Would it be too much to ask to meet a guy the old fashioned way? Whatever that is. Or at least get set up by friends, meet him at the post office or something, I don't know! But I don't get a good feeling that online dating is for me. So how do you meet the guys then girl? Right, how? I'd like to hit the town this weekend, get dolled up and crash a party or something. Not something that would actually happen of course. I'm not that brazen and who's party would I be crashing? Again, exactly. Silly me. BUT something has GOT to give soon. I'm 26, available, very available and I'm just ready to have fun, date, get a number, throw a drink in a guy's face, date again, get more numbers, meet a guy, gossip to friends about him, do it all over again. Whatever I have to do to find him and just be, happy.

At the end of yet another failed quest for love, I have to wonder, when is it gonna be my time?

-Lish, the BCB

Tuesday, June 4, 2013

Dating in the City

Here-I-go. I've told myself time after time, "Get out there, put yourself on the market." Trouble is, I'm not sure how and how I should present myself in order to be noticed and not shelved like usual. Dating isn't the hardest thing to do but it isn't the easiest. 
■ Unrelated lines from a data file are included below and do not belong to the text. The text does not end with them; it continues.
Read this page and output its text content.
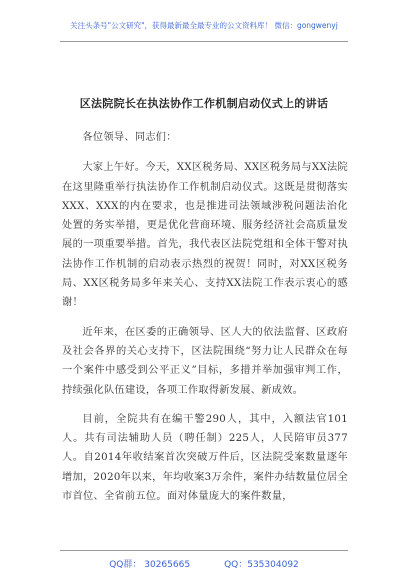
关注头条号"公文研究"，获得最新最全最专业的公文资料库！ 微信：gongwenyj
区法院院长在执法协作工作机制启动仪式上的讲话

各位领导、同志们：

大家上午好。今天，XX区税务局、XX区税务局与XX法院在这里隆重举行执法协作工作机制启动仪式。这既是贯彻落实XXX、XXX的内在要求，也是推进司法领域涉税问题法治化处置的务实举措，更是优化营商环境、服务经济社会高质量发展的一项重要举措。首先，我代表区法院党组和全体干警对执法协作工作机制的启动表示热烈的祝贺！同时，对XX区税务局、XX区税务局多年来关心、支持XX法院工作表示衷心的感谢！

近年来，在区委的正确领导、区人大的依法监督、区政府及社会各界的关心支持下，区法院围绕“努力让人民群众在每一个案件中感受到公平正义”目标，多措并举加强审判工作，持续强化队伍建设，各项工作取得新发展、新成效。

目前，全院共有在编干警290人，其中，入额法官101人。共有司法辅助人员（聘任制）225人，人民陪审员377人。自2014年收结案首次突破万件后，区法院受案数量逐年增加，2020年以来，年均收案3万余件，案件办结数量位居全市首位、全省前五位。面对体量庞大的案件数量，

QQ群： 30265665	QQ：535304092
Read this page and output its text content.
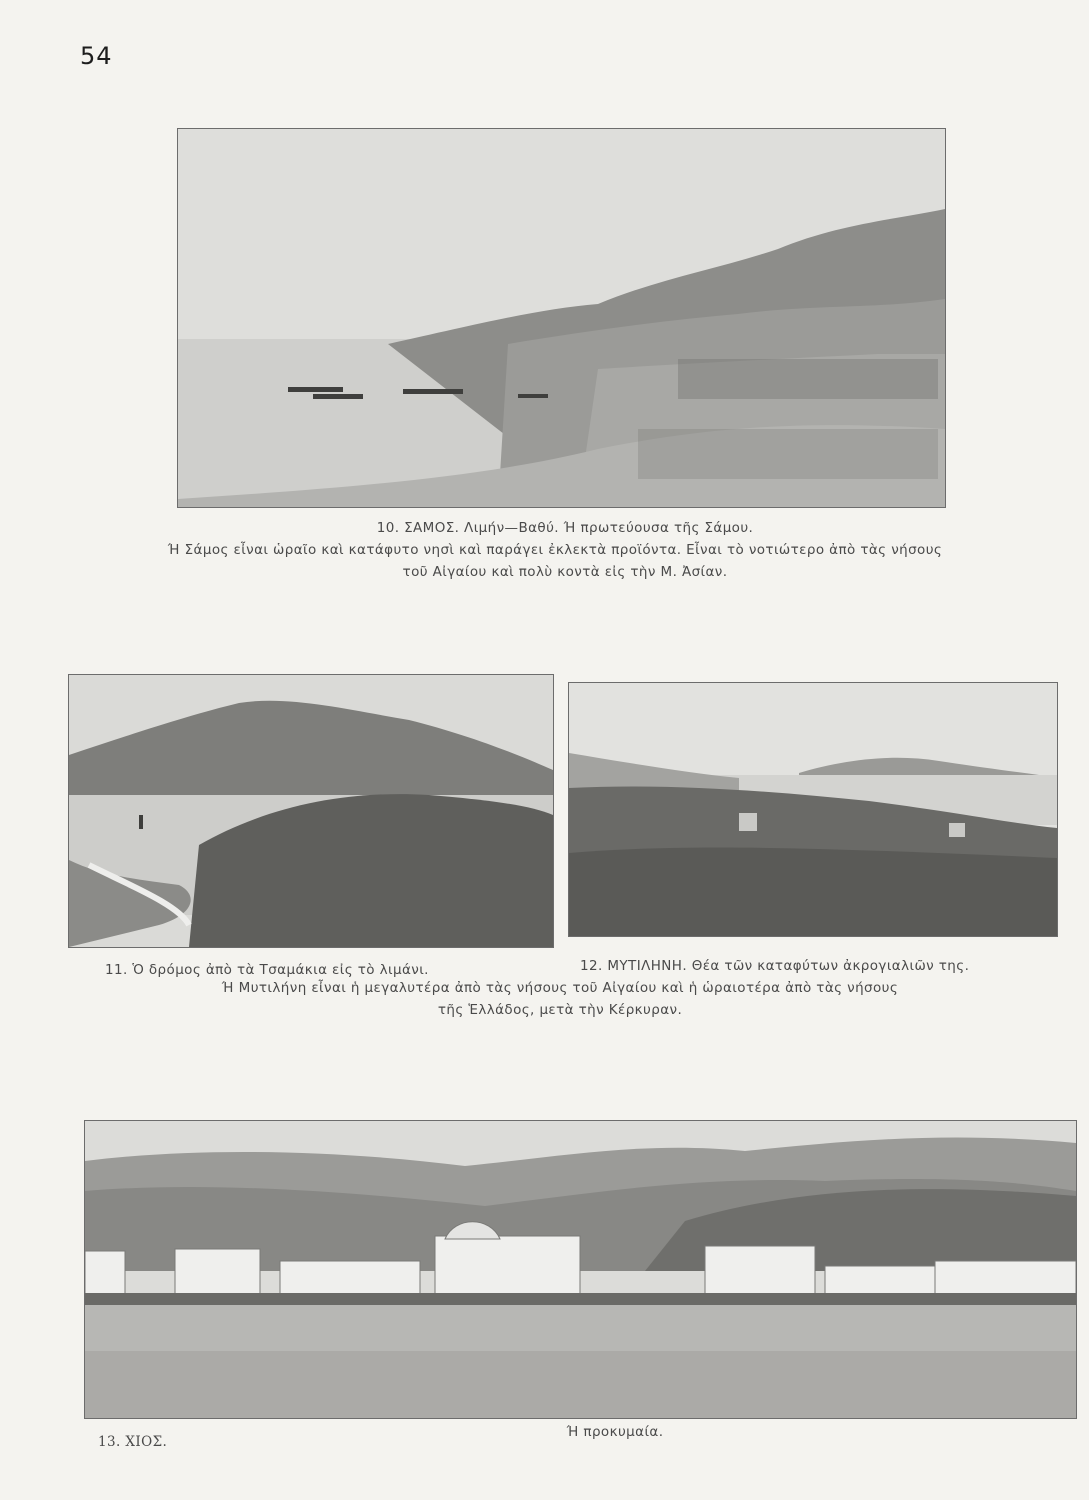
54
10. ΣΑΜΟΣ. Λιμήν—Βαθύ. Ή πρωτεύουσα τῆς Σάμου.
Ή Σάμος εἶναι ὡραῖο καὶ κατάφυτο νησὶ καὶ παράγει ἐκλεκτὰ προϊόντα. Εἶναι τὸ νοτιώτερο ἀπὸ τὰς νήσους
τοῦ Αἰγαίου καὶ πολὺ κοντὰ εἰς τὴν Μ. Ἀσίαν.
11. Ὁ δρόμος ἀπὸ τὰ Τσαμάκια εἰς τὸ λιμάνι.	12. ΜΥΤΙΛΗΝΗ. Θέα τῶν καταφύτων ἀκρογιαλιῶν της.
Ή Μυτιλήνη εἶναι ἡ μεγαλυτέρα ἀπὸ τὰς νήσους τοῦ Αἰγαίου καὶ ἡ ὡραιοτέρα ἀπὸ τὰς νήσους
τῆς Ἑλλάδος, μετὰ τὴν Κέρκυραν.
13. ΧΙΟΣ.
Ή προκυμαία.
Operation "Find Me A Man" has been in effect for awhile now. Somebody's always asking but nobody's really offering. Friends don't hook me up and I've run out of long lost loves to locate. Nowadays young people in my generation are getting married and settling down with babies upon babies. But I'm not there yet. Not because I'm an odd ball that men shy away from, but because I've had a hard time learning to be the seeker. Some say "don't look or wait on him" because it won't happen. Confusing. Well guess what I'm looking but I'm not a damsel that's distressed and desperate. I'm just ready.

But yesterday a strange tide turned. A guy I began a mild flirtation with back in March via Match.com has reappeared, texting me out of the blue. I hadn't expected that. I'd just about forgotten him. A British-African man living in Brooklyn whom I'll call "Sir London Bridge" has re-discovered me and seems to have an interest in getting to know me. He explained his month long absence as a busy work schedule and traveling to London to see his family. His job requires a lot of travel so it seems he's often on the road somewhere. 
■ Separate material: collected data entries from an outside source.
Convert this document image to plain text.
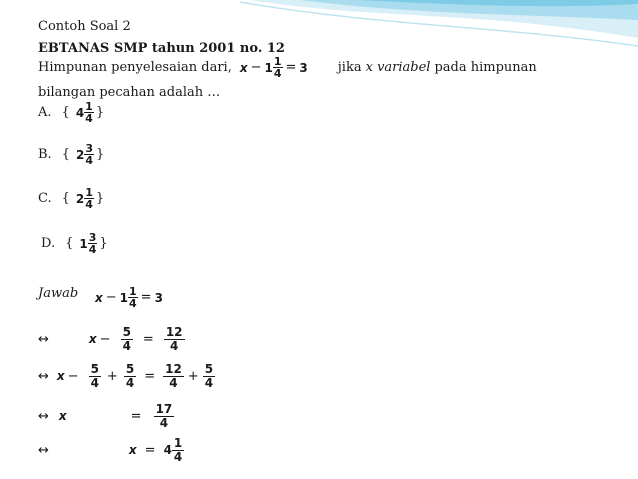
Contoh Soal 2
EBTANAS SMP tahun 2001 no. 12
Himpunan penyelesaian dari, $x - 1 \frac{1}{4} = 3$ jika x variabel pada himpunan
bilangan pecahan adalah …
A. { $4 \frac{1}{4}$ }
B. { $2 \frac{3}{4}$ }
C. { $2 \frac{1}{4}$ }
D. { $1 \frac{3}{4}$ }
Jawab $x - 1 \frac{1}{4} = 3$
↔	$x - \frac{5}{4} = \frac{12}{4}$
↔ $x - \frac{5}{4} + \frac{5}{4} = \frac{12}{4} + \frac{5}{4}$
↔ x	= $\frac{17}{4}$
↔	$x = 4 \frac{1}{4}$
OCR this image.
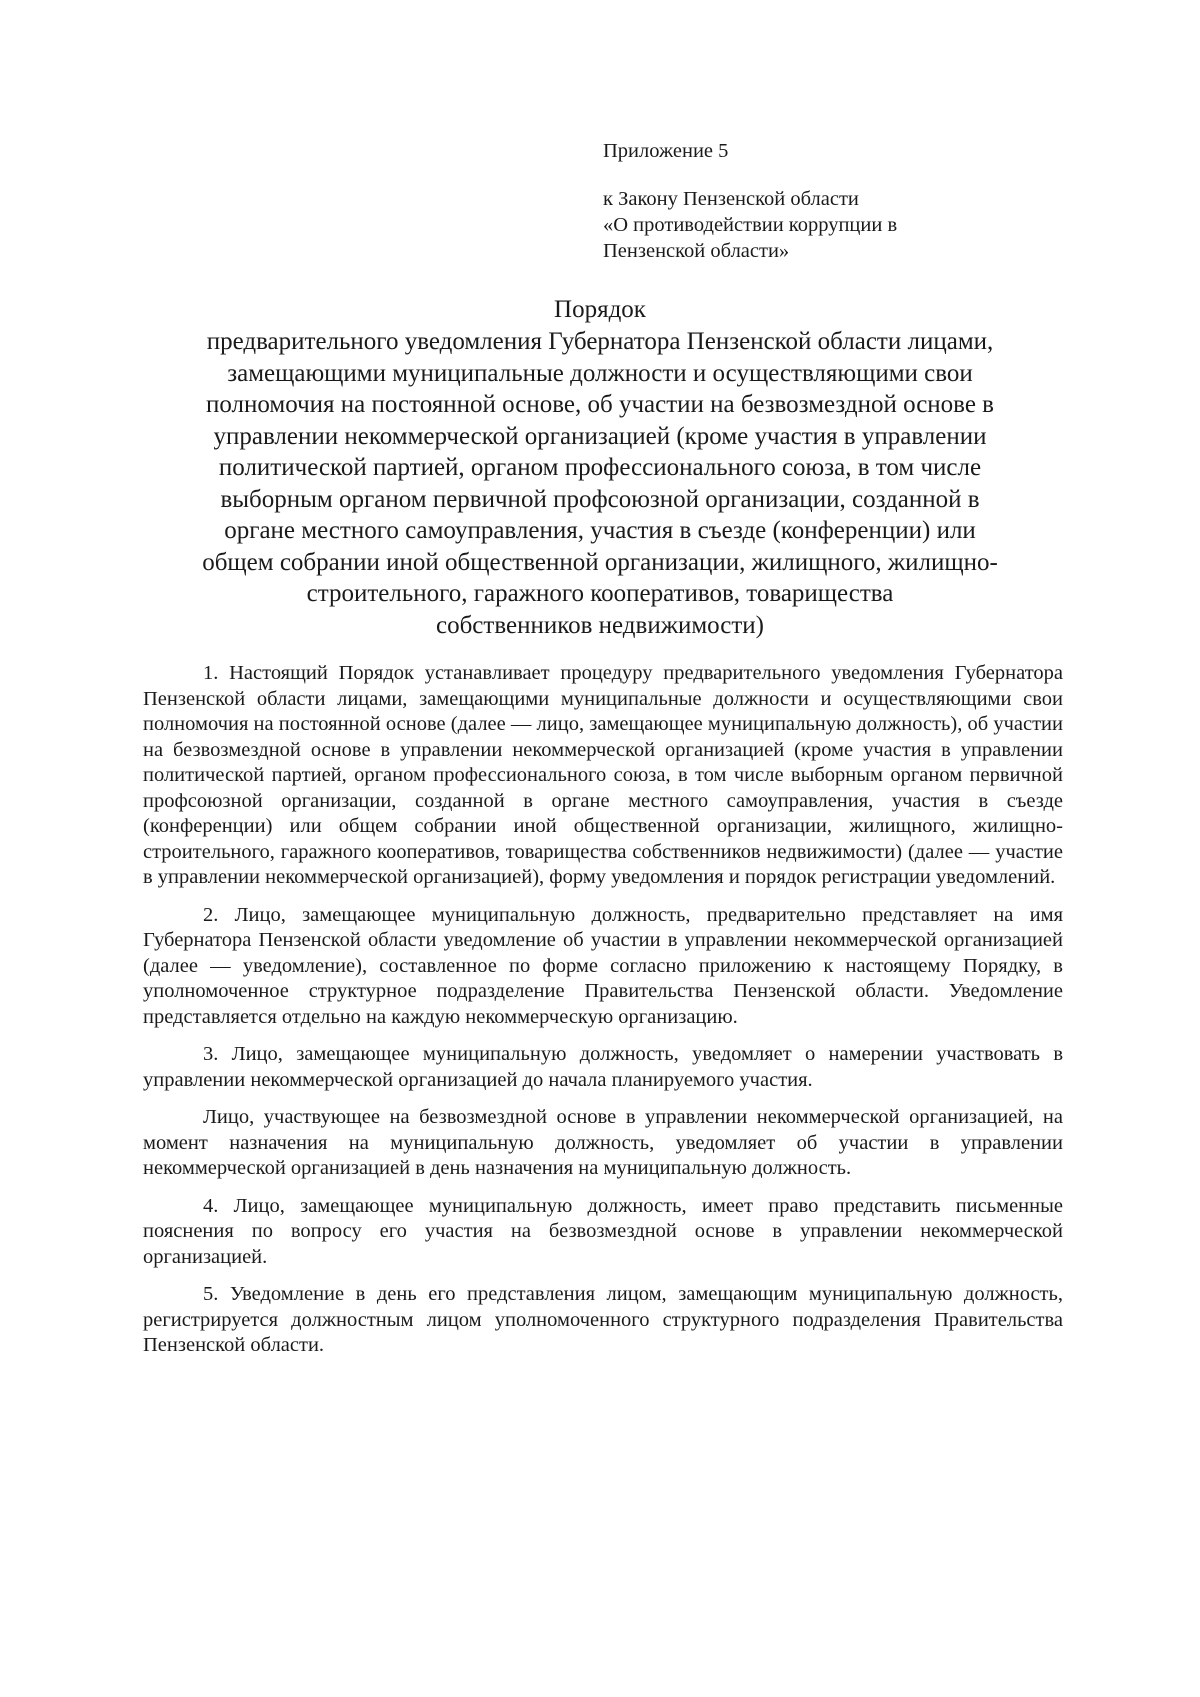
Приложение 5

к Закону Пензенской области
«О противодействии коррупции в
Пензенской области»

Порядок
предварительного уведомления Губернатора Пензенской области лицами,
замещающими муниципальные должности и осуществляющими свои
полномочия на постоянной основе, об участии на безвозмездной основе в
управлении некоммерческой организацией (кроме участия в управлении
политической партией, органом профессионального союза, в том числе
выборным органом первичной профсоюзной организации, созданной в
органе местного самоуправления, участия в съезде (конференции) или
общем собрании иной общественной организации, жилищного, жилищно-
строительного, гаражного кооперативов, товарищества
собственников недвижимости)

1. Настоящий Порядок устанавливает процедуру предварительного уведомления Губернатора Пензенской области лицами, замещающими муниципальные должности и осуществляющими свои полномочия на постоянной основе (далее — лицо, замещающее муниципальную должность), об участии на безвозмездной основе в управлении некоммерческой организацией (кроме участия в управлении политической партией, органом профессионального союза, в том числе выборным органом первичной профсоюзной организации, созданной в органе местного самоуправления, участия в съезде (конференции) или общем собрании иной общественной организации, жилищного, жилищно-строительного, гаражного кооперативов, товарищества собственников недвижимости) (далее — участие в управлении некоммерческой организацией), форму уведомления и порядок регистрации уведомлений.

2. Лицо, замещающее муниципальную должность, предварительно представляет на имя Губернатора Пензенской области уведомление об участии в управлении некоммерческой организацией (далее — уведомление), составленное по форме согласно приложению к настоящему Порядку, в уполномоченное структурное подразделение Правительства Пензенской области. Уведомление представляется отдельно на каждую некоммерческую организацию.

3. Лицо, замещающее муниципальную должность, уведомляет о намерении участвовать в управлении некоммерческой организацией до начала планируемого участия.

Лицо, участвующее на безвозмездной основе в управлении некоммерческой организацией, на момент назначения на муниципальную должность, уведомляет об участии в управлении некоммерческой организацией в день назначения на муниципальную должность.

4. Лицо, замещающее муниципальную должность, имеет право представить письменные пояснения по вопросу его участия на безвозмездной основе в управлении некоммерческой организацией.

5. Уведомление в день его представления лицом, замещающим муниципальную должность, регистрируется должностным лицом уполномоченного структурного подразделения Правительства Пензенской области.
I'll admit he did send me a text back in April and I purposely ignored it. So him vanishing for a month probably had a little to do with my lack of interest at the time. I was just really in a weird place when we began chatting, Daddy issues, still not trusting men, I didn't know how to react to his continued pursuit toward me.

And today, as I yearn to be filled up with love, meeting someone new and seeing where it goes, I have to wonder. What's the harm in trying?